Für mich gibt es nichts anderes als das Hinaussinnen und dann die Orientierung, um den Navigator vom Steuermann zu unterscheiden, ihre geheimen Ängste zu wittern und aus der Besatzung jene Wankelmütigen zu finden, bei denen ich den Hebel ansetzen kann. Wenn ich schlafe, träume ich von ihnen, und wenn ich esse, stecken sie mir im Hals. Ihr wisst, Vater, ich habe nie Freude an der Gabe gehabt. Es erscheint mir eines Kriegers nicht würdig, in dem Bewusstsein eines anderen Menschen herumzuwühlen. Gebt mir dagegen ein Schwert, und ich werde mit der blanken Klinge bereitwillig nach seinen Eingeweiden forschen.
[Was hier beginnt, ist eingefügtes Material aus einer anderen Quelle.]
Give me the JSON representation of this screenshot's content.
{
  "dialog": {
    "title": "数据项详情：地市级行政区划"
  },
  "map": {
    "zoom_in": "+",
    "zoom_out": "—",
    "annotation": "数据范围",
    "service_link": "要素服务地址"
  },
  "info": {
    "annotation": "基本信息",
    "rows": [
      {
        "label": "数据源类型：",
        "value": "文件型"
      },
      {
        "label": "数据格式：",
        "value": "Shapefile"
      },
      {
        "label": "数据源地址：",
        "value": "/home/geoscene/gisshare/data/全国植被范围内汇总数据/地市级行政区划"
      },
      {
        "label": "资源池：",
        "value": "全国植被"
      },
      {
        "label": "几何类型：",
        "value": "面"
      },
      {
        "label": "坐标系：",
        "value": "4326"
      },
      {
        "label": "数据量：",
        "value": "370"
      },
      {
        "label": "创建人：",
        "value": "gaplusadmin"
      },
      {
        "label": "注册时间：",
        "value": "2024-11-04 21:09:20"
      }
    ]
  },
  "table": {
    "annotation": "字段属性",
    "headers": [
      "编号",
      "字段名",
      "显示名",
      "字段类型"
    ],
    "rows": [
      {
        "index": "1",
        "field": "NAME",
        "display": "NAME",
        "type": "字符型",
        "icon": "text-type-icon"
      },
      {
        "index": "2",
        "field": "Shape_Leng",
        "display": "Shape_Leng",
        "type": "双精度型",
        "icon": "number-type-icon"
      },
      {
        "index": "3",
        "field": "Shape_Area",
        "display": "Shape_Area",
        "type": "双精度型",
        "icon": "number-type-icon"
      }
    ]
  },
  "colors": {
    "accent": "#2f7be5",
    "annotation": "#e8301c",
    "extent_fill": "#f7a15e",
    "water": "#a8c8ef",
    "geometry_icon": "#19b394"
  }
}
Lieber schlitze ich einem Mann den Bauch auf, als ihm die Bluthunde seines eigenen Verstandes auf den Hals zu hetzen.«
    »Ich weiß, ich weiß«, meinte Listenreich beschwichtigend, aber ich bezweifelte, dass er wirklich begriff, was sein Sohn meinte. Ich hingegen konnte den Widerwillen verstehen, den Veritas für seine Aufgabe empfand. Irgendwie teilte ich diesen Widerwillen, und ich konnte mich des Gefühls nicht erwehren, dass ihn sein Tun entwürdigte. Doch als er mich anblickte, war weder in meinem Gesicht noch in meinen Augen zu lesen, was ich dachte. Tief in meinem Innern nagte das Schuldgefühl, dass ich nicht fähig gewesen war, die Gabe zu erlernen, und deshalb in dieser schweren Zeit meinem Onkel keinen besseren Beistand leisten konnte. Ich fragte mich aber gleichzeitig, ob er insgeheim vorhatte, sich noch einmal meiner Kraft zu bedienen. Der Gedanke jagte mir Angst ein, aber ich wappnete mich, um bereit zu sein. Veritas schenkte mir jedoch nur ein gütiges, wenn auch geistesabwesendes Lächeln, als wäre er mit etwas ganz anderem beschäftigt. Offenbar betrachtete er das gemeinsame Frühstück als beendet, denn er erhob sich von seinem Platz. Auf dem Weg
zur Tür strich er mir im Vorbeigehen über den Kopf, als wäre ich sein Hund.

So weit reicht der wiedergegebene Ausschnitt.